Consequently, we must reach out to our oceans for the sake of furthering our progress to the highest levels possible. We cannot afford to miss out on any untapped resources which are so readily accessible to us and may very easily yield us great benefits if we simply invest and plan it out with first-rate research and experience-based knowledge. Investment and development of the blue economy can play a critical role in ensuring that Bangladesh successfully becomes a developed nation by 2041. 

Bangladesh is especially fortunate compared to so many landlocked nations because it has access and ownership of such a large amount of “blue space” which can be utilized. There are massive areas in the Bay of Bengal which have been recently acquired and if they are adequately utilized, significant earnings of foreign currencies could be achieved. Compared to land-based resources which are already very heavily utilized and exploited, there are vast amounts of untapped resources which are awaiting us in the ocean.

Another factor to consider is that with the increase of the population of the country, it would have to gradually become more dependent on sea-based energy resources; those resources could be endless renewable reserves in wind and solar energy. Additional sources of renewable energy could be derived from a better understanding and knowledge of the oceans such as the impact of wind, waves, high tide, and ebb tide and therefore more research and study is certainly required. 

The wind from the seas could be a source of great power which Bangladesh could use to further fuel its economic growth. The blue economy is not simply a source of food, but it is a vast and untouched source of energy in the form of gas and fuel. According to experts, the ocean also has valuable minerals such as Uranium and Thorium as well as of course, sand, which itself has various mineral components. 

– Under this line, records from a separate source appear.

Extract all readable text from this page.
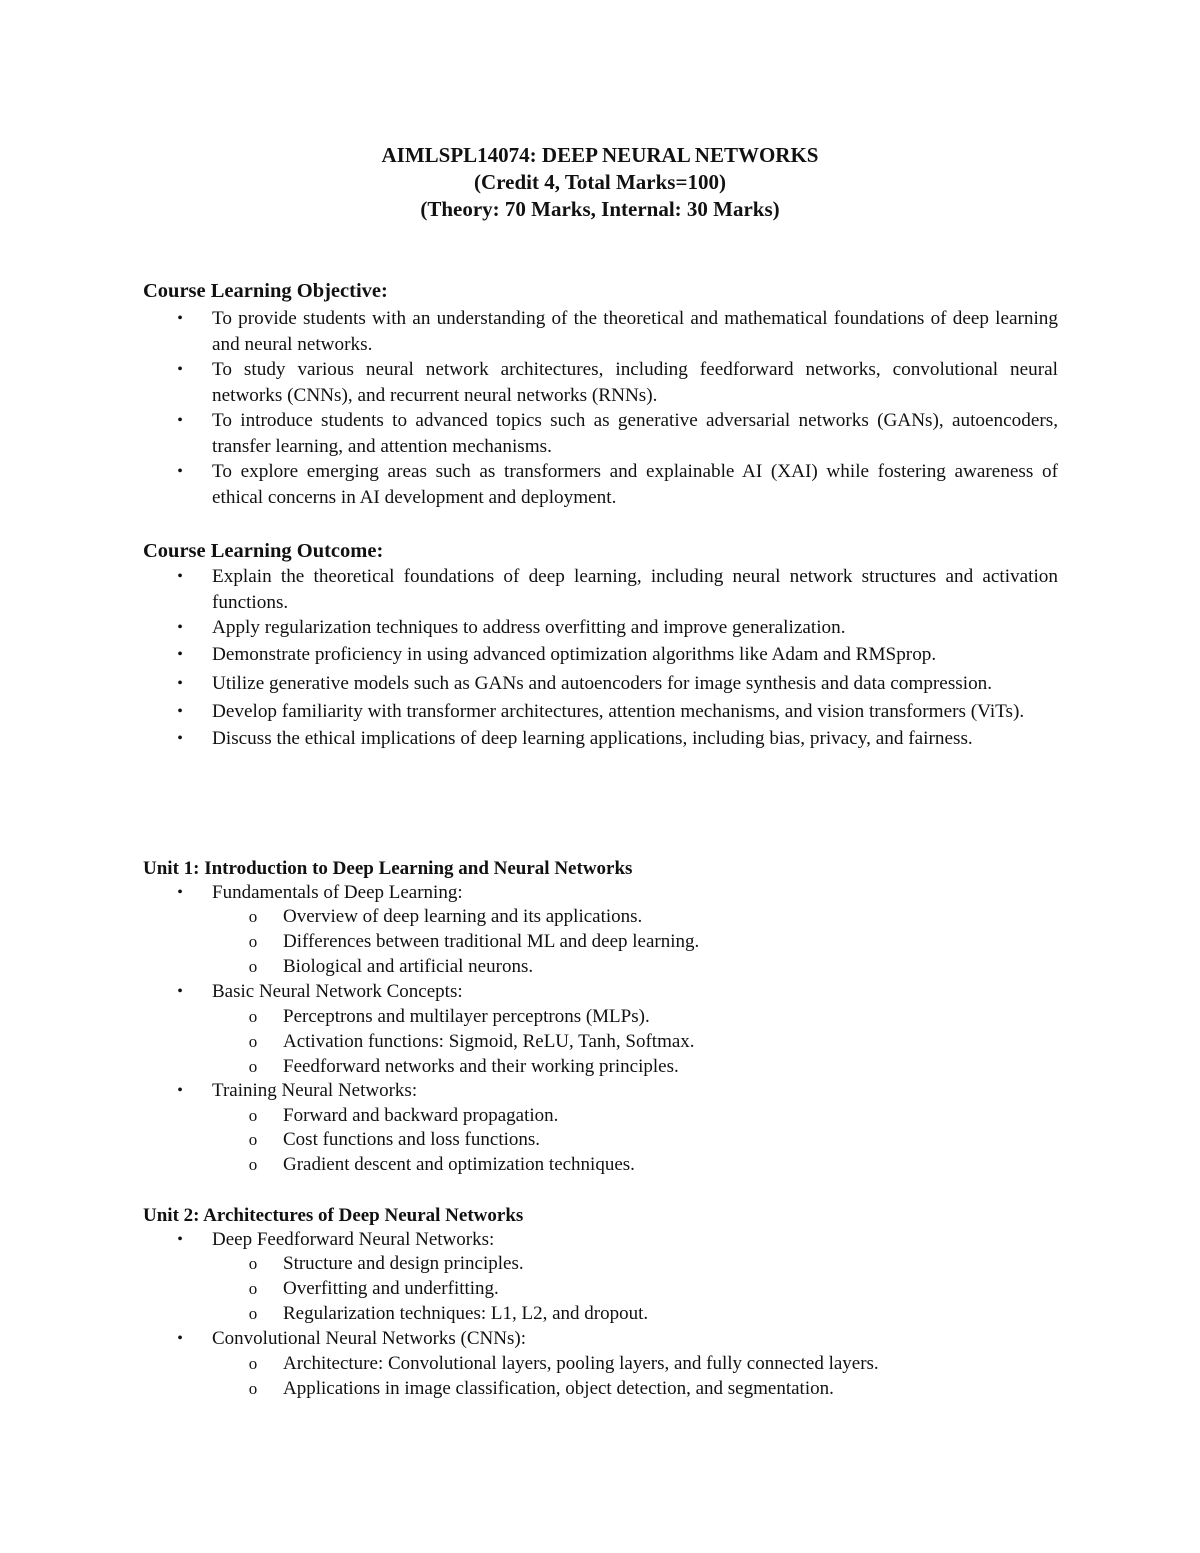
AIMLSPL14074: DEEP NEURAL NETWORKS
(Credit 4, Total Marks=100)
(Theory: 70 Marks, Internal: 30 Marks)
Course Learning Objective:
• To provide students with an understanding of the theoretical and mathematical foundations of deep learning and neural networks.
• To study various neural network architectures, including feedforward networks, convolutional neural networks (CNNs), and recurrent neural networks (RNNs).
• To introduce students to advanced topics such as generative adversarial networks (GANs), autoencoders, transfer learning, and attention mechanisms.
• To explore emerging areas such as transformers and explainable AI (XAI) while fostering awareness of ethical concerns in AI development and deployment.
Course Learning Outcome:
• Explain the theoretical foundations of deep learning, including neural network structures and activation functions.
• Apply regularization techniques to address overfitting and improve generalization.
• Demonstrate proficiency in using advanced optimization algorithms like Adam and RMSprop.
• Utilize generative models such as GANs and autoencoders for image synthesis and data compression.
• Develop familiarity with transformer architectures, attention mechanisms, and vision transformers (ViTs).
• Discuss the ethical implications of deep learning applications, including bias, privacy, and fairness.
Unit 1: Introduction to Deep Learning and Neural Networks
• Fundamentals of Deep Learning:
o Overview of deep learning and its applications.
o Differences between traditional ML and deep learning.
o Biological and artificial neurons.
• Basic Neural Network Concepts:
o Perceptrons and multilayer perceptrons (MLPs).
o Activation functions: Sigmoid, ReLU, Tanh, Softmax.
o Feedforward networks and their working principles.
• Training Neural Networks:
o Forward and backward propagation.
o Cost functions and loss functions.
o Gradient descent and optimization techniques.
Unit 2: Architectures of Deep Neural Networks
• Deep Feedforward Neural Networks:
o Structure and design principles.
o Overfitting and underfitting.
o Regularization techniques: L1, L2, and dropout.
• Convolutional Neural Networks (CNNs):
o Architecture: Convolutional layers, pooling layers, and fully connected layers.
o Applications in image classification, object detection, and segmentation.
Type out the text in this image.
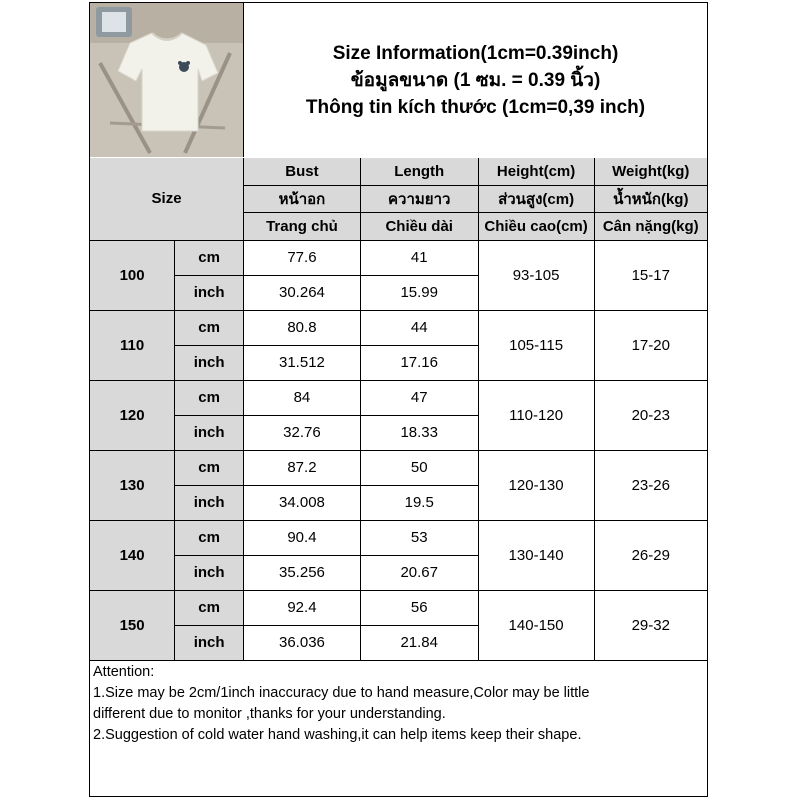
Size Information(1cm=0.39inch)
ข้อมูลขนาด (1 ซม. = 0.39 นิ้ว)
Thông tin kích thước (1cm=0,39 inch)
Size		Bust	Length	Height(cm)	Weight(kg)
		หน้าอก	ความยาว	ส่วนสูง(cm)	น้ำหนัก(kg)
		Trang chủ	Chiều dài	Chiều cao(cm)	Cân nặng(kg)
100	cm	77.6	41	93-105	15-17
	inch	30.264	15.99		
110	cm	80.8	44	105-115	17-20
	inch	31.512	17.16		
120	cm	84	47	110-120	20-23
	inch	32.76	18.33		
130	cm	87.2	50	120-130	23-26
	inch	34.008	19.5		
140	cm	90.4	53	130-140	26-29
	inch	35.256	20.67		
150	cm	92.4	56	140-150	29-32
	inch	36.036	21.84		
Attention:
1.Size may be 2cm/1inch inaccuracy due to hand measure,Color may be little
different due to monitor ,thanks for your understanding.
2.Suggestion of cold water hand washing,it can help items keep their shape.
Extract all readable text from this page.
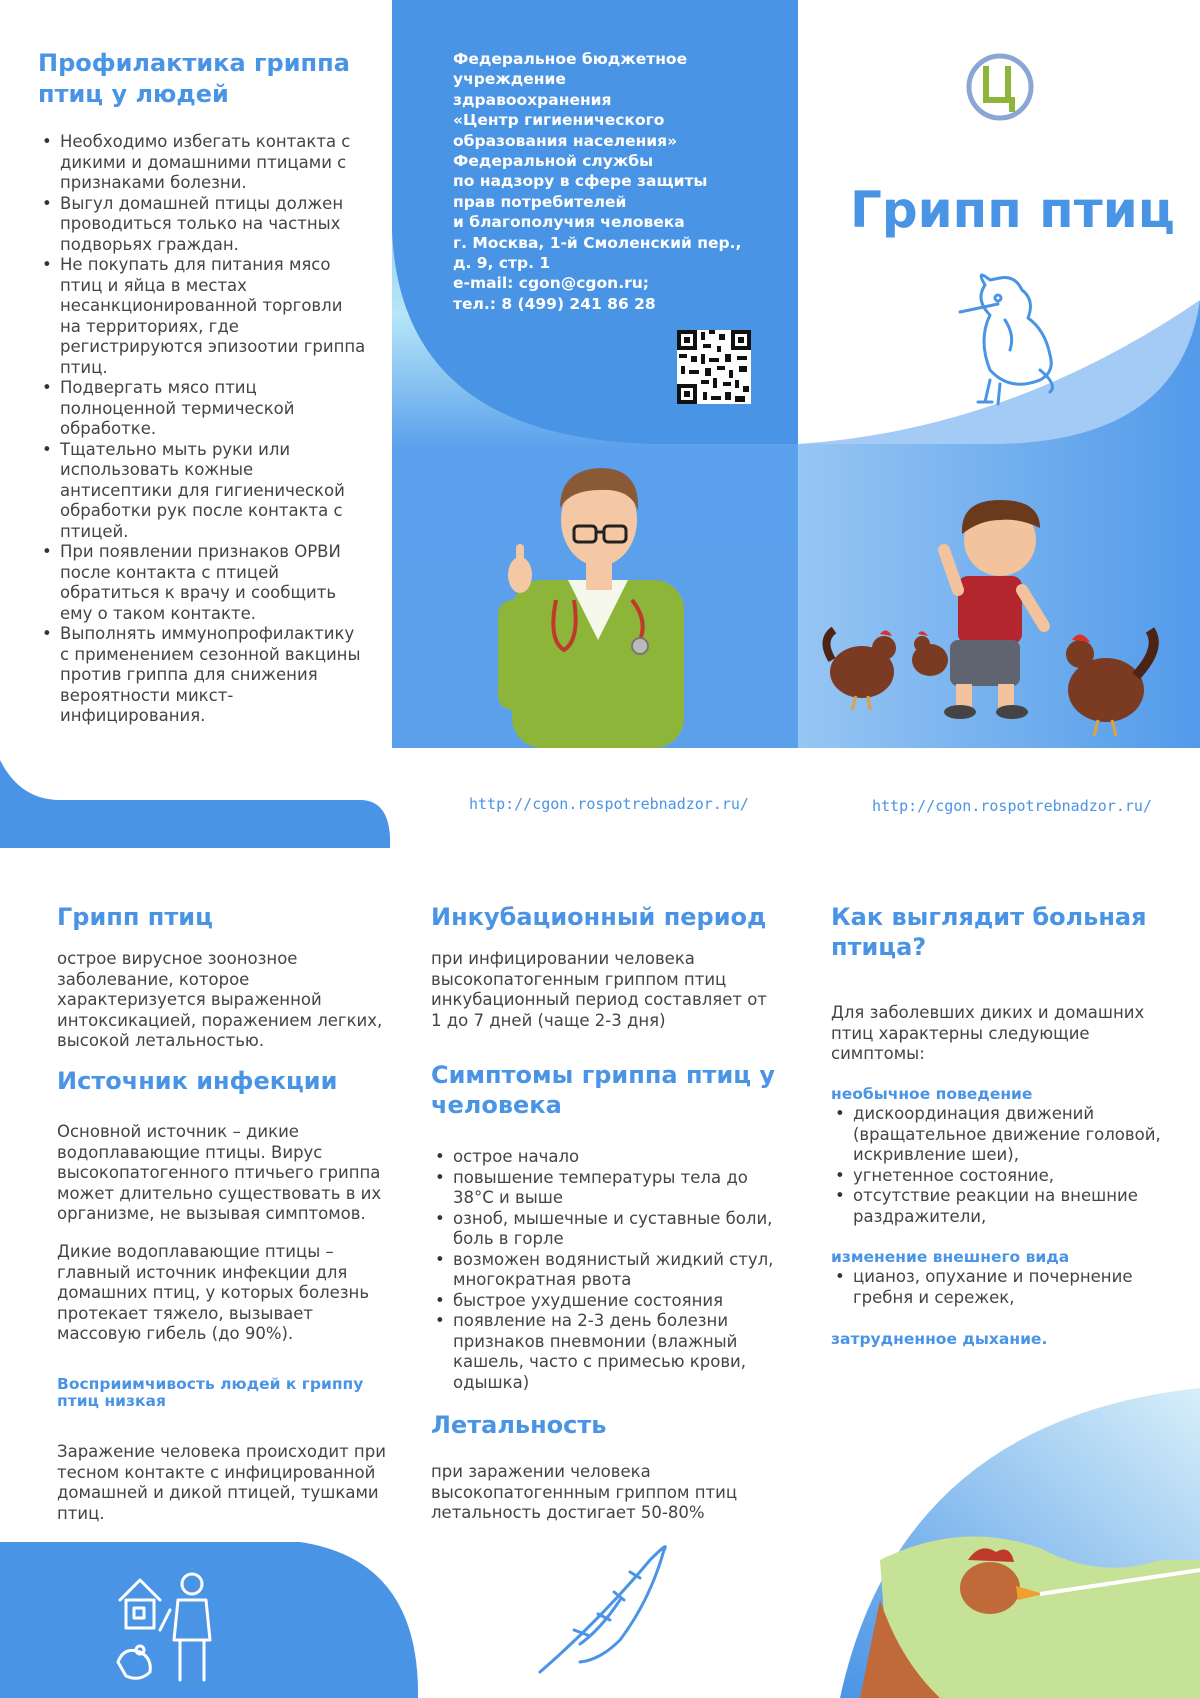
Профилактика гриппа птиц у людей
• Необходимо избегать контакта с дикими и домашними птицами с признаками болезни.
• Выгул домашней птицы должен проводиться только на частных подворьях граждан.
• Не покупать для питания мясо птиц и яйца в местах несанкционированной торговли на территориях, где регистрируются эпизоотии гриппа птиц.
• Подвергать мясо птиц полноценной термической обработке.
• Тщательно мыть руки или использовать кожные антисептики для гигиенической обработки рук после контакта с птицей.
• При появлении признаков ОРВИ после контакта с птицей обратиться к врачу и сообщить ему о таком контакте.
• Выполнять иммунопрофилактику с применением сезонной вакцины против гриппа для снижения вероятности микст-инфицирования.
Федеральное бюджетное
учреждение
здравоохранения
«Центр гигиенического
образования населения»
Федеральной службы
по надзору в сфере защиты
прав потребителей
и благополучия человека
г. Москва, 1-й Смоленский пер.,
д. 9, стр. 1
e-mail: cgon@cgon.ru;
тел.: 8 (499) 241 86 28
Грипп птиц
http://cgon.rospotrebnadzor.ru/	http://cgon.rospotrebnadzor.ru/
Грипп птиц
острое вирусное зоонозное заболевание, которое характеризуется выраженной интоксикацией, поражением легких, высокой летальностью.
Источник инфекции
Основной источник – дикие водоплавающие птицы. Вирус высокопатогенного птичьего гриппа может длительно существовать в их организме, не вызывая симптомов.
Дикие водоплавающие птицы – главный источник инфекции для домашних птиц, у которых болезнь протекает тяжело, вызывает массовую гибель (до 90%).
Восприимчивость людей к гриппу птиц низкая
Заражение человека происходит при тесном контакте с инфицированной домашней и дикой птицей, тушками птиц.
Инкубационный период
при инфицировании человека высокопатогенным гриппом птиц инкубационный период составляет от 1 до 7 дней (чаще 2-3 дня)
Симптомы гриппа птиц у человека
• острое начало
• повышение температуры тела до 38°С и выше
• озноб, мышечные и суставные боли, боль в горле
• возможен водянистый жидкий стул, многократная рвота
• быстрое ухудшение состояния
• появление на 2-3 день болезни признаков пневмонии (влажный кашель, часто с примесью крови, одышка)
Летальность
при заражении человека высокопатогеннным гриппом птиц летальность достигает 50-80%
Как выглядит больная птица?
Для заболевших диких и домашних птиц характерны следующие симптомы:
необычное поведение
• дискоординация движений (вращательное движение головой, искривление шеи),
• угнетенное состояние,
• отсутствие реакции на внешние раздражители,
изменение внешнего вида
• цианоз, опухание и почернение гребня и сережек,
затрудненное дыхание.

Additionally, Bangladesh can also consider providing port facilities to its own land-locked neighbours such as Bhutan and Nepal as they will also require access to the ocean, and having such access is also considered to be one of the more significant components of a blue economy.

Proceed with adequate support and caution

Venturing into such a complex arena without full knowledge, guidance, and experience has a high chance of failure, which would lead to not ever being able to fully uncover and effectively produce the benefits. Therefore, it is vital that Bangladesh partner with organizations and external resources who are highly experienced with all the complexities and challenges that come with successfully bringing the blue resources into appropriate deployment. 

This will allow us to be able to make the most of our limited research and investigation capabilities in this area. It is noteworthy that Bangladesh is already making investments to increase capacity so that it can more effectively manage its marine resources in the most efficient manner. 

Therefore, it is also very important that there is buy-in and support for such “blue” initiatives from the highest levels of government as well as the political structure. Organizations, resources, and companies who are willing to invest into the blue economy must be given every motivation and incentive possible for them to move on ahead without any hindrance or delay. 

All necessary technical and educational resources should be readily available to such parties so that they may proceed seamlessly without any roadblocks. Given the vast possibilities of acquisition of wealth from the sea, Bangladesh must develop policies and laws to support national institutions which could deliver solutions to implement sustainable development in the blue economy and avail all the benefits which come from it. 

In order to get the best from sea resources, Bangladesh will have to push forward policies in cooperation with other countries in order to protect its own oceans from the negative impact of climate change, pollution, and over-fishing. The eco-systems must be preserved in order to be of any use to us for the long term, and it is unfortunate that such eco-systems are already being degraded very rapidly. 

This is not just an issue for Bangladesh, but it is something which must be dealt with in unison with other nations who also derive so many benefits from the maritime eco-system, aka, the “blue economy.”

Mamun Rashid is a partner with PwC Bangladesh. Views expressed in this article are his own.